Front Page Continuation (72) Inventor Masahiro Kusakabe 2-5-2 Marunouchi, Chiyoda-ku, Tokyo Sanryo Kasei Stock Association

Claims (4)

[Claims] 1. A method for producing an acidic beverage containing 0.1 to 1% by weight of protein and having a pH of 4.2 to 2.0, wherein a protein solution having a pH value equal to or higher than the isoelectric point of the protein is mixed with sugar.
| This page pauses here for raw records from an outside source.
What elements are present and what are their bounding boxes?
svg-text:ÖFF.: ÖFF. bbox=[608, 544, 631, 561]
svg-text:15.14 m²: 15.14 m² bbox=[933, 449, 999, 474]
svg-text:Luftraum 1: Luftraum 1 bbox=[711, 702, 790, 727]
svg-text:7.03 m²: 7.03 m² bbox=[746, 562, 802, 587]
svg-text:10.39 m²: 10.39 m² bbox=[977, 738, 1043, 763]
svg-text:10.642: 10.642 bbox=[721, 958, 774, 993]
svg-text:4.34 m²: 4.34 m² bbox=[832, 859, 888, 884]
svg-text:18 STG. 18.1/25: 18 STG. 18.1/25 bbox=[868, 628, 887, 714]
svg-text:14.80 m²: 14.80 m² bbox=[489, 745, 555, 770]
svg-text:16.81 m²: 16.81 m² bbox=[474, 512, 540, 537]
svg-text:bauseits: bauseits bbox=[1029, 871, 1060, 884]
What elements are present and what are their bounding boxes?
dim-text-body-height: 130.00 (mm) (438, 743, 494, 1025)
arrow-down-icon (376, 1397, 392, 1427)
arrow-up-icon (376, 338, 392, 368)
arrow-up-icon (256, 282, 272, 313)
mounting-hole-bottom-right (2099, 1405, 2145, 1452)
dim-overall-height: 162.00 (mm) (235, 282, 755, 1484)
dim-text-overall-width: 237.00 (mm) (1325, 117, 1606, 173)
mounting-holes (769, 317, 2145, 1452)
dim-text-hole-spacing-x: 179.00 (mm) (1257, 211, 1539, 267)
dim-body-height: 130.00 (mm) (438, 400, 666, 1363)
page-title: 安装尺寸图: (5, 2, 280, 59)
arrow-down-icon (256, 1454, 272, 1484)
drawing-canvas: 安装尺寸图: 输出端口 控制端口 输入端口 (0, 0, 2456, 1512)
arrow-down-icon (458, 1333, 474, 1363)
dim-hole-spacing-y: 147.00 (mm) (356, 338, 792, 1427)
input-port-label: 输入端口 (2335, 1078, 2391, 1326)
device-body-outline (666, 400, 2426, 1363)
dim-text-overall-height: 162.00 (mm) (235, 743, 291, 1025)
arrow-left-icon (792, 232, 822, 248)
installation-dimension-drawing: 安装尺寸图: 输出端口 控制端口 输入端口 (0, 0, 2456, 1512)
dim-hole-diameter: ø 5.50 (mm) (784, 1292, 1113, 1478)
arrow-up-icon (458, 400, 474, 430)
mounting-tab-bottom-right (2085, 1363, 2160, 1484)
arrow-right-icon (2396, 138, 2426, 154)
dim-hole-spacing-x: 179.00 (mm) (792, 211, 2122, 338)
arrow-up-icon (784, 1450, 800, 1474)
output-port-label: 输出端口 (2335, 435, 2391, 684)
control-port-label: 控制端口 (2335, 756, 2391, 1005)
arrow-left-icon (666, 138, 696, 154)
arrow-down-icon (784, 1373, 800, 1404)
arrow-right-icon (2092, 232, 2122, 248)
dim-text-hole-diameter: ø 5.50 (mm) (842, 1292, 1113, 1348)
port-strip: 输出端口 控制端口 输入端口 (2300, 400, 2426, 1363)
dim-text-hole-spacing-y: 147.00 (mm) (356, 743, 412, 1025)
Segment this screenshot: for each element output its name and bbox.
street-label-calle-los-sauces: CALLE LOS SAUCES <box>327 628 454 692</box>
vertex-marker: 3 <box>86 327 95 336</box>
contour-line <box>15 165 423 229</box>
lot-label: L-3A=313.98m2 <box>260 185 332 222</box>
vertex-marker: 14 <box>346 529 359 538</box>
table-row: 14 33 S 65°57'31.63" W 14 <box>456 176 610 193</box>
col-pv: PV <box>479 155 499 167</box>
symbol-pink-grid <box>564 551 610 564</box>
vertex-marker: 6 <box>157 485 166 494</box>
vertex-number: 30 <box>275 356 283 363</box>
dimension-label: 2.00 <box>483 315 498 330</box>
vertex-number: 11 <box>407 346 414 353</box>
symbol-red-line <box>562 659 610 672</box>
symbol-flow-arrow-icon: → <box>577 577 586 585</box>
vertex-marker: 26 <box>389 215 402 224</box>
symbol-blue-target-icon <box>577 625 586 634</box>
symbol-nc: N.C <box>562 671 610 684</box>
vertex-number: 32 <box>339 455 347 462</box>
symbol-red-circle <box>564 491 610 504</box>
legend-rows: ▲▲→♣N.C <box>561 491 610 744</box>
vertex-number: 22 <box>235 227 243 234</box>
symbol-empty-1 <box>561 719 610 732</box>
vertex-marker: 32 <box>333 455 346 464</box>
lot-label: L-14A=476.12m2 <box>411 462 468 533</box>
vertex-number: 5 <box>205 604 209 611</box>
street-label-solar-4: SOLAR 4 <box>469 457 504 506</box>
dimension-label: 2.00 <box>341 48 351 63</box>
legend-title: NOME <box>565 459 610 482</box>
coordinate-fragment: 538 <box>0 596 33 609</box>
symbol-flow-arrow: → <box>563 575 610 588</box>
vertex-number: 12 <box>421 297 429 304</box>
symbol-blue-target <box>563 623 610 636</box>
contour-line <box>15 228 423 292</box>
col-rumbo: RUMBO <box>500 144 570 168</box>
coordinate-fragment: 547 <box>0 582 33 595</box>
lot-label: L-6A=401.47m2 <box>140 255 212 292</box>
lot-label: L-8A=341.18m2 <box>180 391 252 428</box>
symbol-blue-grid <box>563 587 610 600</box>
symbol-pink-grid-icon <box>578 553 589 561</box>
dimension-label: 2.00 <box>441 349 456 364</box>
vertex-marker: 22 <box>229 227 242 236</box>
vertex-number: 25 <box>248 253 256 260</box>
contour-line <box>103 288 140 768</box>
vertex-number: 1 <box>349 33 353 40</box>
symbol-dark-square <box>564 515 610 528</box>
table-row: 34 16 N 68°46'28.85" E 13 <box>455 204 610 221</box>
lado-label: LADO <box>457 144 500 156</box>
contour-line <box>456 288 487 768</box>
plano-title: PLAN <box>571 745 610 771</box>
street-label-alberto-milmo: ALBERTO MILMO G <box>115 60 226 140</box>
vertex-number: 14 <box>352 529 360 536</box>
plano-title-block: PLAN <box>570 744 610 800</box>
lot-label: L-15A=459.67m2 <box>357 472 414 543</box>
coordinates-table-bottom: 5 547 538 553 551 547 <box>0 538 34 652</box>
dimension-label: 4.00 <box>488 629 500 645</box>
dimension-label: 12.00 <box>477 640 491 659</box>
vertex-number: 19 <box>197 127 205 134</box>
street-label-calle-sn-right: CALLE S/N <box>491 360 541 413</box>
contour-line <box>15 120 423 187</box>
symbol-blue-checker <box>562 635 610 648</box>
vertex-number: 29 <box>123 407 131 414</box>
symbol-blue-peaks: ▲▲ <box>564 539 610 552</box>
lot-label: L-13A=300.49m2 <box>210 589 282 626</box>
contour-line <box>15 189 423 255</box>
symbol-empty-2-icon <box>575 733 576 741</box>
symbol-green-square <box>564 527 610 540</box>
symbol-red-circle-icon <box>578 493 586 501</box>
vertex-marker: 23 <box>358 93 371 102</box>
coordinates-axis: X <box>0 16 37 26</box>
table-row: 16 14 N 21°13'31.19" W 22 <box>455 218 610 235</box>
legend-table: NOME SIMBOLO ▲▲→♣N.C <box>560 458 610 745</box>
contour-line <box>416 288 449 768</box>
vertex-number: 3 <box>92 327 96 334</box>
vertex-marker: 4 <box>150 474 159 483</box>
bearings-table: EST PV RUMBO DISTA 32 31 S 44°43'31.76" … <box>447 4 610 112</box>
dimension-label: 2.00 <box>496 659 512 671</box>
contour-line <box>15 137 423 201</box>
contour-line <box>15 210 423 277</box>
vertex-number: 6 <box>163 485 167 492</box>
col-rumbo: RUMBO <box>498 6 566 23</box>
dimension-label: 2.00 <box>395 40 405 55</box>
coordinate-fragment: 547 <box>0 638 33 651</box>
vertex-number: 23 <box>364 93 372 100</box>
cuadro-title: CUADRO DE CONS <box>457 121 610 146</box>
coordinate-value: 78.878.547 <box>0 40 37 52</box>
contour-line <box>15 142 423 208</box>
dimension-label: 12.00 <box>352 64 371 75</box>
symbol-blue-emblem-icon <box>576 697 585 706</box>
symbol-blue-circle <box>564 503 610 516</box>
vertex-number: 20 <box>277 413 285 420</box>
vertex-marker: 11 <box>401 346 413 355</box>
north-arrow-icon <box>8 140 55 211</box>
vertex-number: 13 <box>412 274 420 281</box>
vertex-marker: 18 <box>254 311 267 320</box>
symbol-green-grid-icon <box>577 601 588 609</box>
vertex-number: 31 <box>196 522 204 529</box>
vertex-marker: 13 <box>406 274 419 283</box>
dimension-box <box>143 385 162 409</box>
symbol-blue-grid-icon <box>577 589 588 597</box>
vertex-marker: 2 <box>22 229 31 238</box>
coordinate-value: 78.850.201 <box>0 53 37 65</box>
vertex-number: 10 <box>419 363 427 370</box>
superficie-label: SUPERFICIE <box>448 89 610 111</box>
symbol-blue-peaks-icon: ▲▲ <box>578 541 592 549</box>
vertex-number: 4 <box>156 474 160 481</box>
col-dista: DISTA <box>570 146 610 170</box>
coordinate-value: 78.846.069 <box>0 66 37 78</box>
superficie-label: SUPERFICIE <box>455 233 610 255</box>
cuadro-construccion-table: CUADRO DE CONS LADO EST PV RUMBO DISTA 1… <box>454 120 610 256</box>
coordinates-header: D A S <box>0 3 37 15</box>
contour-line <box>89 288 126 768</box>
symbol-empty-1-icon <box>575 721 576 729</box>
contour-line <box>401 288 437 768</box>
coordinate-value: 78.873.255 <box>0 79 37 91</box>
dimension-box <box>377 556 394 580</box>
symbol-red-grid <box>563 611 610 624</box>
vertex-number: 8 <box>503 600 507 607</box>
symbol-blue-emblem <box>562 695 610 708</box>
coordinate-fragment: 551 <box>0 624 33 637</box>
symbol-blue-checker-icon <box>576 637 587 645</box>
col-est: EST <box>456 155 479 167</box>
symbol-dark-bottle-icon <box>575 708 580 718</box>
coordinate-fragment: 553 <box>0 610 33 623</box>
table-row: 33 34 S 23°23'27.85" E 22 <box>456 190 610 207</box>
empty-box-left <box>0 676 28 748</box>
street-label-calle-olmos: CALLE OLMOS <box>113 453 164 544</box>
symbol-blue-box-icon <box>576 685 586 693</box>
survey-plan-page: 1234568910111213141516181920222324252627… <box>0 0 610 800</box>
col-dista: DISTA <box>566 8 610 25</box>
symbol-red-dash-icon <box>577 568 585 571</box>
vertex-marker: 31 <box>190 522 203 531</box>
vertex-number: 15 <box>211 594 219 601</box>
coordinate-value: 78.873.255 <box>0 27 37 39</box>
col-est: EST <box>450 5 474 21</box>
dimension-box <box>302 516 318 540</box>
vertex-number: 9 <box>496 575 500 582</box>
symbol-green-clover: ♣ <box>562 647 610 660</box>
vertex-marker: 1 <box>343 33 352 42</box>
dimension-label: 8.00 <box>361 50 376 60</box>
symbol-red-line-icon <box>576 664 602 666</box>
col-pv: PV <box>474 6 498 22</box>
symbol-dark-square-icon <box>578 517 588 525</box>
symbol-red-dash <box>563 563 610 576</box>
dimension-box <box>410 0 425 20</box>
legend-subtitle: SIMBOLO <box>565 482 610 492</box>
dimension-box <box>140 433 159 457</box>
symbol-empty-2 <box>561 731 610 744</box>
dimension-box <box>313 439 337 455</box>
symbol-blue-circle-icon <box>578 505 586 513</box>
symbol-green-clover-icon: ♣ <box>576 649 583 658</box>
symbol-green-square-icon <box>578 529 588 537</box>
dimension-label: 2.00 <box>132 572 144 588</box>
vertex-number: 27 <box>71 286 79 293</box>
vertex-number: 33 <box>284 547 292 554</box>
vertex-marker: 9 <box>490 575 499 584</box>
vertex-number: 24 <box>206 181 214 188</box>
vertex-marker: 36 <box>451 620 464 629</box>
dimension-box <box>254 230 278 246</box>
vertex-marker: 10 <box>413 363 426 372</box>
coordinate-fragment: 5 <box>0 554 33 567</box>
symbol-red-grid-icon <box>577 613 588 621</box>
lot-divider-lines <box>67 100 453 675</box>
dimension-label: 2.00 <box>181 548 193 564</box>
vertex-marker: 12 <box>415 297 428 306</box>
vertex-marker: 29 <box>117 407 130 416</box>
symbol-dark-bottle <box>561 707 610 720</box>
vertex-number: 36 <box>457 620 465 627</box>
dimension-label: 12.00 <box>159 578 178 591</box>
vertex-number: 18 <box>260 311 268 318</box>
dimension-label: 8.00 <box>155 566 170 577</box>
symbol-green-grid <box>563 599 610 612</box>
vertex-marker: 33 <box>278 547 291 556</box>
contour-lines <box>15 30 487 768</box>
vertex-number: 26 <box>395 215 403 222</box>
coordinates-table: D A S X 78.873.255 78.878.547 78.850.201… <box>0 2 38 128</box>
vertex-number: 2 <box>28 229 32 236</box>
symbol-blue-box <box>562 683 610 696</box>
A method for producing a protein-containing acidic beverage composition, which comprises adding the solution to an acid solution in a stirred state. 2. A method for producing an acidic beverage containing 0.1 to 1% by weight of protein and having a pH of 4.2 to 2.0, wherein a protein solution having a pH value equal to or higher than the isoelectric point of the protein is added,
A method for producing a protein-containing acidic beverage composition, which comprises adding to an acid solution containing an emulsifier in a stirred state. 3. The method according to claim 2, wherein the emulsifier is sucrose fatty acid ester. 4. The method according to claim 2, wherein at least one of the protein solution and the acid solution having a pH value equal to or higher than the isoelectric point of the protein contains sugar.